No caso de Juca Rosa, fica claro que o temor relativo à pratica religiosa era o de um "poder" concedido pela prática de "ocultismo" para a resolução dos casos que chegavam até ele. Casos que não eram restritos às classes menos favorecidas, alguns nobres o procuravam, também, às escondidas. Esse poder não era, certamente, um poder político ou financeiro, mas algo de "sobrenatural" que as pessoas temiam. Um negro com poder? Algo inconcebível em uma época onde era quase consensual ser o negro inferior ao branco. Este é um debate que vale à pena ser desenvolvido, mas que deixarei para outra ocasião. O que importa é que esse "poder" não podia existir. A melhor maneira de reprimi-lo era reprimir as práticas que dessem algum "poder" a esses negros. 

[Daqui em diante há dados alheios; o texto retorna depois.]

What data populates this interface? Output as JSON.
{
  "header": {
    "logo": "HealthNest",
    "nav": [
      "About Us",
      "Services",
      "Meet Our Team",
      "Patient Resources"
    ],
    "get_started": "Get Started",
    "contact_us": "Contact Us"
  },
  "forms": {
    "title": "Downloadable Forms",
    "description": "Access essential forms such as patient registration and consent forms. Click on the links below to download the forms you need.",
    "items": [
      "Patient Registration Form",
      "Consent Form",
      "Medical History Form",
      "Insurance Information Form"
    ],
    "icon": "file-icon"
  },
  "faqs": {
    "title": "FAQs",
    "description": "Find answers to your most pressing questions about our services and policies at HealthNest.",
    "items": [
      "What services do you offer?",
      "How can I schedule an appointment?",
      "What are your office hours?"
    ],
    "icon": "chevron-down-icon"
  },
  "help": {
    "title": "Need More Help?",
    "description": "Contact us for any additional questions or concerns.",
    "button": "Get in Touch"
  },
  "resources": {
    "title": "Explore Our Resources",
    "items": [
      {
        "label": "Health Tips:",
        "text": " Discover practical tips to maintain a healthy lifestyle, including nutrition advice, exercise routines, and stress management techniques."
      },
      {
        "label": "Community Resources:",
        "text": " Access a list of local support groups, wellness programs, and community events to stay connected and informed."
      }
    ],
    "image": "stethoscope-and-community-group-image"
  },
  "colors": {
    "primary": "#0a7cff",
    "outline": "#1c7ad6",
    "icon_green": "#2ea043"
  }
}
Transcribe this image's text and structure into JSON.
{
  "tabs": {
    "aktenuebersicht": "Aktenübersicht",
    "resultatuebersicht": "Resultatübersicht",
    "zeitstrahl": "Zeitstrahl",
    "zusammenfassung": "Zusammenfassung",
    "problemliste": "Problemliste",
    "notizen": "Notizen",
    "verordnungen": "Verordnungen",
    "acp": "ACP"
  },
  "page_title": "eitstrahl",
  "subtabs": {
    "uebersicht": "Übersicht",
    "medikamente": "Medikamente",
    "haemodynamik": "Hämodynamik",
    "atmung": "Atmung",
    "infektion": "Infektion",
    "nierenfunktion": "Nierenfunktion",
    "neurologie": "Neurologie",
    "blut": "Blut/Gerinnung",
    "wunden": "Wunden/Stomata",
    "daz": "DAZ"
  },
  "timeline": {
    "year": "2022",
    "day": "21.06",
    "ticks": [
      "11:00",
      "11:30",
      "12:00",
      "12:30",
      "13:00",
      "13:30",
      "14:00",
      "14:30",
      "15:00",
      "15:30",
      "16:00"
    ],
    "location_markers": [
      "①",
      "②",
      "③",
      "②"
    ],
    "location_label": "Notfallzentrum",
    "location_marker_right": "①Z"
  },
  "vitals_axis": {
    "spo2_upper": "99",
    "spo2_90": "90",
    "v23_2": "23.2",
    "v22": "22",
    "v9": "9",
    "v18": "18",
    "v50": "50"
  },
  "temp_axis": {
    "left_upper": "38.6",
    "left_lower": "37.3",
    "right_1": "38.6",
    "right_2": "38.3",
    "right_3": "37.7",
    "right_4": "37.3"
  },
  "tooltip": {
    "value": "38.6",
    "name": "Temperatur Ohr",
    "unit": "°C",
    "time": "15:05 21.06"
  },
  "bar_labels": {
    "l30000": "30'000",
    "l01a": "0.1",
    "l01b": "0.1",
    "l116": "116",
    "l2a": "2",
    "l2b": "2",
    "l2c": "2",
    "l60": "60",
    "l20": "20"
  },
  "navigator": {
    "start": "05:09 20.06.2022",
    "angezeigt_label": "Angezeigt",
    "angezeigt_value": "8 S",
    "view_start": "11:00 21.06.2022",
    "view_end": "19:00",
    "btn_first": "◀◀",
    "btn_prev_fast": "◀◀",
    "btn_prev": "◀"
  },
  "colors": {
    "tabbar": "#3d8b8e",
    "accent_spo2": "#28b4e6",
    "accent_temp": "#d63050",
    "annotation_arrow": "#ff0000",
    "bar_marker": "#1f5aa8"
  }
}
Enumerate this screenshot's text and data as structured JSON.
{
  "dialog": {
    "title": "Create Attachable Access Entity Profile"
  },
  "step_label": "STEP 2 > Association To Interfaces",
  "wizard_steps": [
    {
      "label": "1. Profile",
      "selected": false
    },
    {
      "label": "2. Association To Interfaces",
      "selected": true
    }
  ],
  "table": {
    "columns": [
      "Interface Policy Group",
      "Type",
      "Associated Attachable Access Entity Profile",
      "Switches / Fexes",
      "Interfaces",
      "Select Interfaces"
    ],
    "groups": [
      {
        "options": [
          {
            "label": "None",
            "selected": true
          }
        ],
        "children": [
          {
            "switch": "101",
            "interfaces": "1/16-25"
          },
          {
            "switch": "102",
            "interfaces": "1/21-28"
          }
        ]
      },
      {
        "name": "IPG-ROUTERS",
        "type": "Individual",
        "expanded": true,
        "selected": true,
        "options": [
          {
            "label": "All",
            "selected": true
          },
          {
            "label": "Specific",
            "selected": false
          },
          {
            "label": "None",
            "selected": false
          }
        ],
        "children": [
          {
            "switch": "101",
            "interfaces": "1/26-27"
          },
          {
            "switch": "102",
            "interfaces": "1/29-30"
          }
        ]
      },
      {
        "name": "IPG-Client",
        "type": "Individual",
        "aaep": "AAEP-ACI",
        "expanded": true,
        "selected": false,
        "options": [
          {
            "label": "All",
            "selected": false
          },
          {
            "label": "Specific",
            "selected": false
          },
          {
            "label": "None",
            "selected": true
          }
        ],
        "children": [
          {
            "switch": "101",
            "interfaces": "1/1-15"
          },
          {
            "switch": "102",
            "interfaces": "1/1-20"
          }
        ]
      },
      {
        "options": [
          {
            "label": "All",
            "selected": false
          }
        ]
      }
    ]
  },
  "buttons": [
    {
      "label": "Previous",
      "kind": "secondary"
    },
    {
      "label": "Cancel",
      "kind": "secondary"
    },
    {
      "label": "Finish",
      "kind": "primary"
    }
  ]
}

O mesmo tipo de perseguição ocorreu na época da fundação da umbanda. Atabaques, se fossem ouvidos, eram apreendidos e as casas fechadas. Grande parte das casas antigas têm nomes sem relação direta com umbanda ou práticas religiosas negras: Tenda Espírita N. Sra. da Piedade, Tenda Espírita Mirim, Centro Espírita Caridade de Jesus, são exemplos de centros de umbanda que surgiram nas três primeiras décadas do Século XX e que não traziam em seu nome referência à umbanda. Alguns centros, tinham suas sessões públicas na cidade, sem atabaques, mas as sessões de terreiro, com cânticos aos orixás e atabaques, aconteciam longe dos grandes centros, para que não houvesse problema com a polícia (daí a expressão que centro bom é centro longe!) São várias as histórias que narram casos de prisões de dirigentes de centros de umbanda no começo do século XX.

O umbandista, desde o seu início, sempre se escondeu. Com exceção daqueles que tinham missão de levar a religião adiante. Nunca foi cobrado do umbandista um comprometimento maior com a sua religião, tal qual acontece com outras religiões. E isso ocorre por ser a essência da umbanda prestar a caridade sem cobrar nada em troca. Assume a umbanda quem quer, assume quem escolhe fazê-lo e, infelizmente, nem todos o fazem. Aliás, o certo, até como uma espécie de proteção contra o preconceito, era esconder a umbanda. Outra razão pela qual o centro bom era aquele longe, mais fácil de manter o umbandista escondido.

Enquanto essa era a postura da umbanda, a ideia de que as religiões que cultuam orixás são "malignas" vai se criando mais forte no inconsciente popular. Tem gente que nunca soube nem a razão pela qual teme a umbanda, a "macumba", mas teme. Alguns, são indiferentes. E é isso que faz com que um terreiro de umbanda depredado não gere uma comoção tão forte a ponto de mobilizar, no mundo real, fora das redes sociais, as pessoas. Se por um lado as redes sociais servem para propagar fatos de forma viral, serve, também como máscara, como um escudo que esconde a covardia das pessoas diante do mundo!

A cultura do silêncio é, e sempre foi, ligada a cultura do medo. Medo de ser rejeitado, agredido, perseguido pelas suas crenças. Se historicamente as religiões negras foram massacradas, historicamente também foi construída uma aceitação tácita desse massacre como algo natural. E é essa aceitação que faz com que alguém considere menor que um crime comum, a invasão de um terreiro de umbanda e a depredação de suas imagens. E, infelizmente, essa ainda é uma realidade.

Sobre o caso do TCP, Templo a Caminho da Paz, espero que toda a movimentação pública, política, midiática, sirva para, pelo menos, pressionar as autoridades para a solução do caso e a punição dos culpados. Enquanto tais ataques permanecerem nas manchetes, sem que seja noticiada a punição de seus autores, permanecerá no imaginário doente de algumas pessoas que a invasão a esses locais é algo diferente de um crime!